Several times during my nursing years I had the pleasure and privilege of sitting on the Tabernacle choir seats, near the organ, while Professor J. J. McClellen, Tracy Y. Cannon or Edward Kimble played the world renowned organ. This pleasure was made possible through the kindness of Benjamin Goddard, a patient of a friend, who was a custodian at the Tabernacle. This I enjoyed many times.
I am glad to have the memory of theater nights at the “old Salt Lake Theatre.” There were “Shakespeare plays” by noted actors, and Anna Pavlova the famous ballet dancer, in “The dying Swan” — beautiful ballet. (1918 to 1920’s) Alf took me several times to the Salt Lake Theatre, high up in the seats near the ceiling. Alf and Wilford came down to the UE each year. Wilford stayed home with Dad and Mother.
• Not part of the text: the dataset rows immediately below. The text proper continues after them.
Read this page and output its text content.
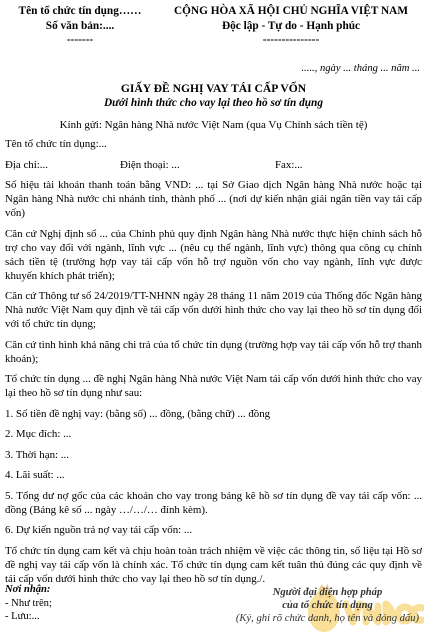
Tên tổ chức tín dụng……
Số văn bản:....
-------
CỘNG HÒA XÃ HỘI CHỦ NGHĨA VIỆT NAM
Độc lập - Tự do - Hạnh phúc
---------------
....., ngày ... tháng ... năm ...
GIẤY ĐỀ NGHỊ VAY TÁI CẤP VỐN
Dưới hình thức cho vay lại theo hồ sơ tín dụng
Kính gửi: Ngân hàng Nhà nước Việt Nam (qua Vụ Chính sách tiền tệ)

Tên tổ chức tín dụng:...

Địa chỉ:...	Điện thoại: ...	Fax:...

Số hiệu tài khoản thanh toán bằng VND: ... tại Sở Giao dịch Ngân hàng Nhà nước hoặc tại Ngân hàng Nhà nước chi nhánh tỉnh, thành phố ... (nơi dự kiến nhận giải ngân tiền vay tái cấp vốn)

Căn cứ Nghị định số ... của Chính phủ quy định Ngân hàng Nhà nước thực hiện chính sách hỗ trợ cho vay đối với ngành, lĩnh vực ... (nêu cụ thể ngành, lĩnh vực) thông qua công cụ chính sách tiền tệ (trường hợp vay tái cấp vốn hỗ trợ nguồn vốn cho vay ngành, lĩnh vực được khuyến khích phát triển);

Căn cứ Thông tư số 24/2019/TT-NHNN ngày 28 tháng 11 năm 2019 của Thống đốc Ngân hàng Nhà nước Việt Nam quy định về tái cấp vốn dưới hình thức cho vay lại theo hồ sơ tín dụng đối với tổ chức tín dụng;

Căn cứ tình hình khả năng chi trả của tổ chức tín dụng (trường hợp vay tái cấp vốn hỗ trợ thanh khoản);

Tổ chức tín dụng ... đề nghị Ngân hàng Nhà nước Việt Nam tái cấp vốn dưới hình thức cho vay lại theo hồ sơ tín dụng như sau:

1. Số tiền đề nghị vay: (bằng số) ... đồng, (bằng chữ) ... đồng

2. Mục đích: ...

3. Thời hạn: ...

4. Lãi suất: ...

5. Tổng dư nợ gốc của các khoản cho vay trong bảng kê hồ sơ tín dụng đề vay tái cấp vốn: ... đồng (Bảng kê số ... ngày …/…/… đính kèm).

6. Dự kiến nguồn trả nợ vay tái cấp vốn: ...

Tổ chức tín dụng cam kết và chịu hoàn toàn trách nhiệm về việc các thông tin, số liệu tại Hồ sơ đề nghị vay tái cấp vốn là chính xác. Tổ chức tín dụng cam kết tuân thủ đúng các quy định về tái cấp vốn dưới hình thức cho vay lại theo hồ sơ tín dụng./.

Nơi nhận:
- Như trên;
- Lưu:...
Người đại diện hợp pháp
của tổ chức tín dụng
(Ký, ghi rõ chức danh, họ tên và đóng dấu)
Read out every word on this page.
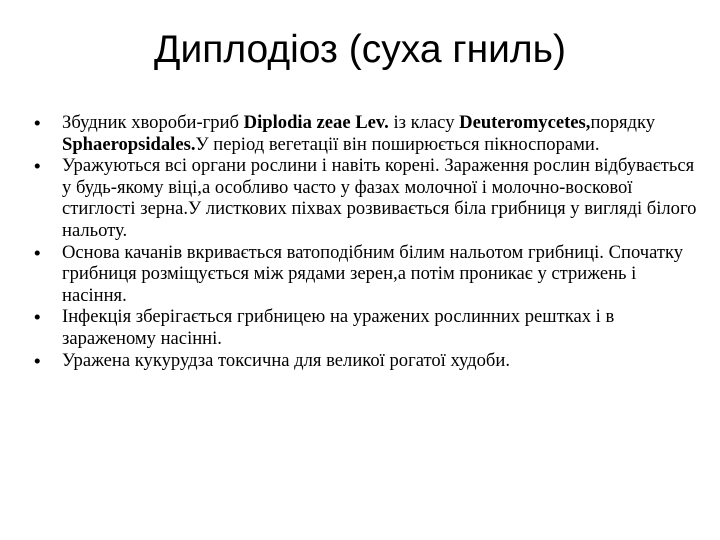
Диплодіоз (суха гниль)
•	Збудник хвороби-гриб Diplodia zeae Lev. із класу Deuteromycetes,порядку Sphaeropsidales.У період вегетації він поширюється пікноспорами.
•	Уражуються всі органи рослини і навіть корені. Зараження рослин відбувається у будь-якому віці,а особливо часто у фазах молочної і молочно-воскової стиглості зерна.У листкових піхвах розвивається біла грибниця у вигляді білого нальоту.
•	Основа качанів вкривається ватоподібним білим нальотом грибниці. Спочатку грибниця розміщується між рядами зерен,а потім проникає у стрижень і насіння.
•	Інфекція зберігається грибницею на уражених рослинних рештках і в зараженому насінні.
•	Уражена кукурудза токсична для великої рогатої худоби.
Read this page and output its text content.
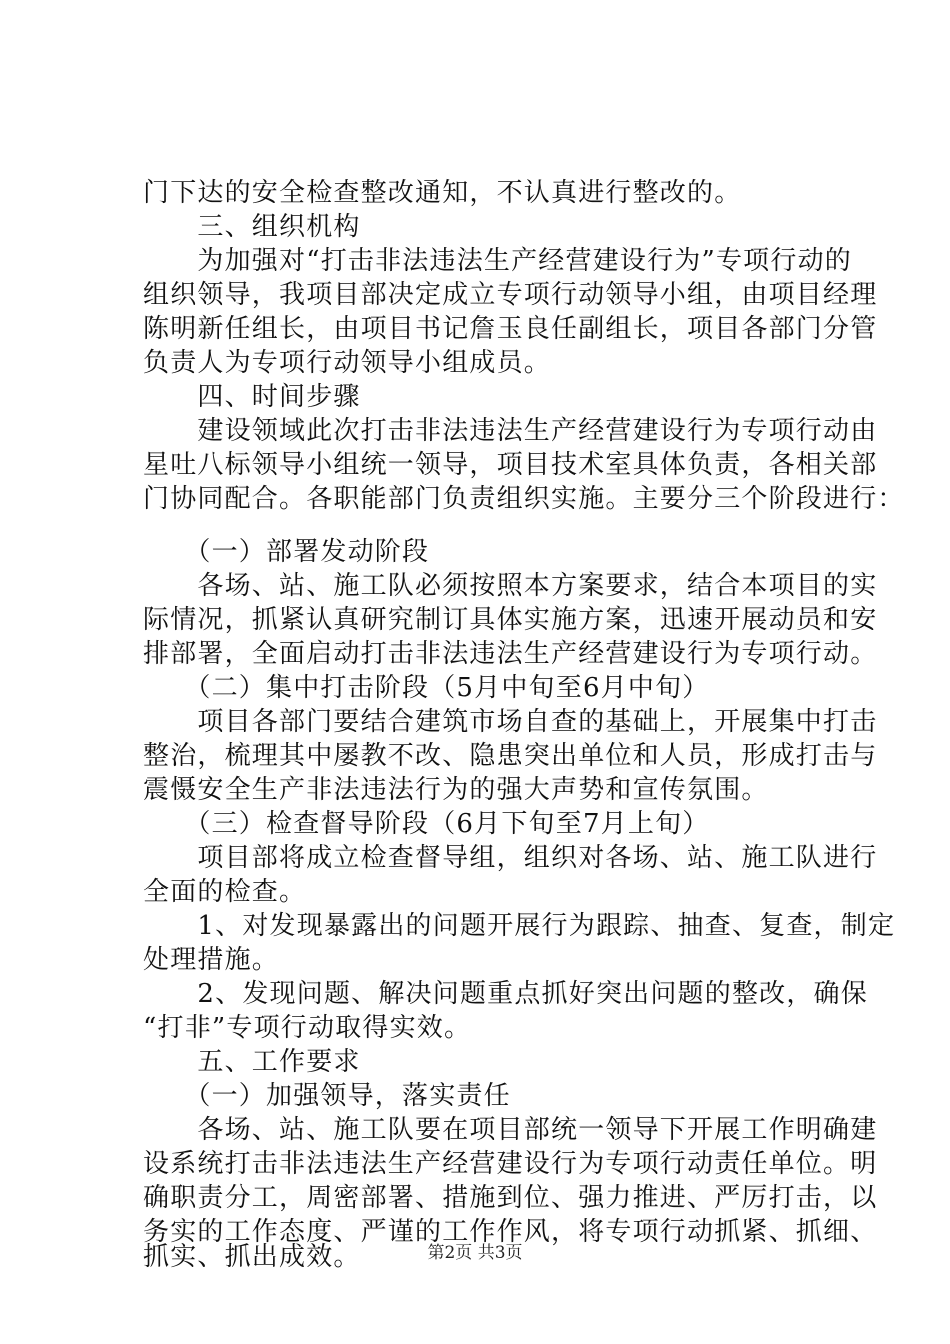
门下达的安全检查整改通知，不认真进行整改的。
　　三、组织机构
　　为加强对“打击非法违法生产经营建设行为”专项行动的
组织领导，我项目部决定成立专项行动领导小组，由项目经理
陈明新任组长，由项目书记詹玉良任副组长，项目各部门分管
负责人为专项行动领导小组成员。
　　四、时间步骤
　　建设领域此次打击非法违法生产经营建设行为专项行动由
星吐八标领导小组统一领导，项目技术室具体负责，各相关部
门协同配合。各职能部门负责组织实施。主要分三个阶段进行：
　　（一）部署发动阶段
　　各场、站、施工队必须按照本方案要求，结合本项目的实
际情况，抓紧认真研究制订具体实施方案，迅速开展动员和安
排部署，全面启动打击非法违法生产经营建设行为专项行动。
　　（二）集中打击阶段（5月中旬至6月中旬）
　　项目各部门要结合建筑市场自查的基础上，开展集中打击
整治，梳理其中屡教不改、隐患突出单位和人员，形成打击与
震慑安全生产非法违法行为的强大声势和宣传氛围。
　　（三）检查督导阶段（6月下旬至7月上旬）
　　项目部将成立检查督导组，组织对各场、站、施工队进行
全面的检查。
　　1、对发现暴露出的问题开展行为跟踪、抽查、复查，制定
处理措施。
　　2、发现问题、解决问题重点抓好突出问题的整改，确保
“打非”专项行动取得实效。
　　五、工作要求
　　（一）加强领导，落实责任
　　各场、站、施工队要在项目部统一领导下开展工作明确建
设系统打击非法违法生产经营建设行为专项行动责任单位。明
确职责分工，周密部署、措施到位、强力推进、严厉打击，以
务实的工作态度、严谨的工作作风，将专项行动抓紧、抓细、
抓实、抓出成效。	第2页 共3页
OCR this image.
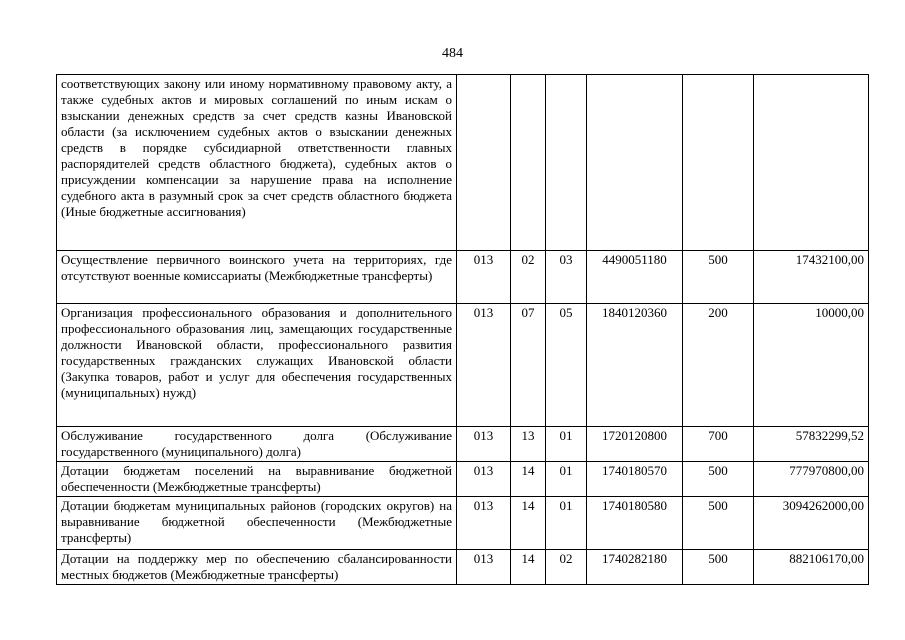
484
соответствующих закону или иному нормативному правовому акту, а также судебных актов и мировых соглашений по иным искам о взыскании денежных средств за счет средств казны Ивановской области (за исключением судебных актов о взыскании денежных средств в порядке субсидиарной ответственности главных распорядителей средств областного бюджета), судебных актов о присуждении компенсации за нарушение права на исполнение судебного акта в разумный срок за счет средств областного бюджета (Иные бюджетные ассигнования)						
Осуществление первичного воинского учета на территориях, где отсутствуют военные комиссариаты (Межбюджетные трансферты)	013	02	03	4490051180	500	17432100,00
Организация профессионального образования и дополнительного профессионального образования лиц, замещающих государственные должности Ивановской области, профессионального развития государственных гражданских служащих Ивановской области (Закупка товаров, работ и услуг для обеспечения государственных (муниципальных) нужд)	013	07	05	1840120360	200	10000,00
Обслуживание государственного долга (Обслуживание государственного (муниципального) долга)	013	13	01	1720120800	700	57832299,52
Дотации бюджетам поселений на выравнивание бюджетной обеспеченности (Межбюджетные трансферты)	013	14	01	1740180570	500	777970800,00
Дотации бюджетам муниципальных районов (городских округов) на выравнивание бюджетной обеспеченности (Межбюджетные трансферты)	013	14	01	1740180580	500	3094262000,00
Дотации на поддержку мер по обеспечению сбалансированности местных бюджетов (Межбюджетные трансферты)	013	14	02	1740282180	500	882106170,00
In 1925 — Father and Mother were much interested in temple work. They thought of moving to Logan to be near the temple. I suggested Salt Lake when their idea was told to me. I did not think of it being selfish. (It was to some of the family, I later learned.) I would be around to help them if needed. In July 1925 they moved to 1319 South 3rd East, Salt Lake City, and I shared the house with them. They spent the day at the temple; I had their dinner ready on their return; then I went to work, night shift. I did the housework, washing , etc. to help out until I married. This I continued to do, or have done for them, all I could. I always had someone help me with their housecleaning after I married.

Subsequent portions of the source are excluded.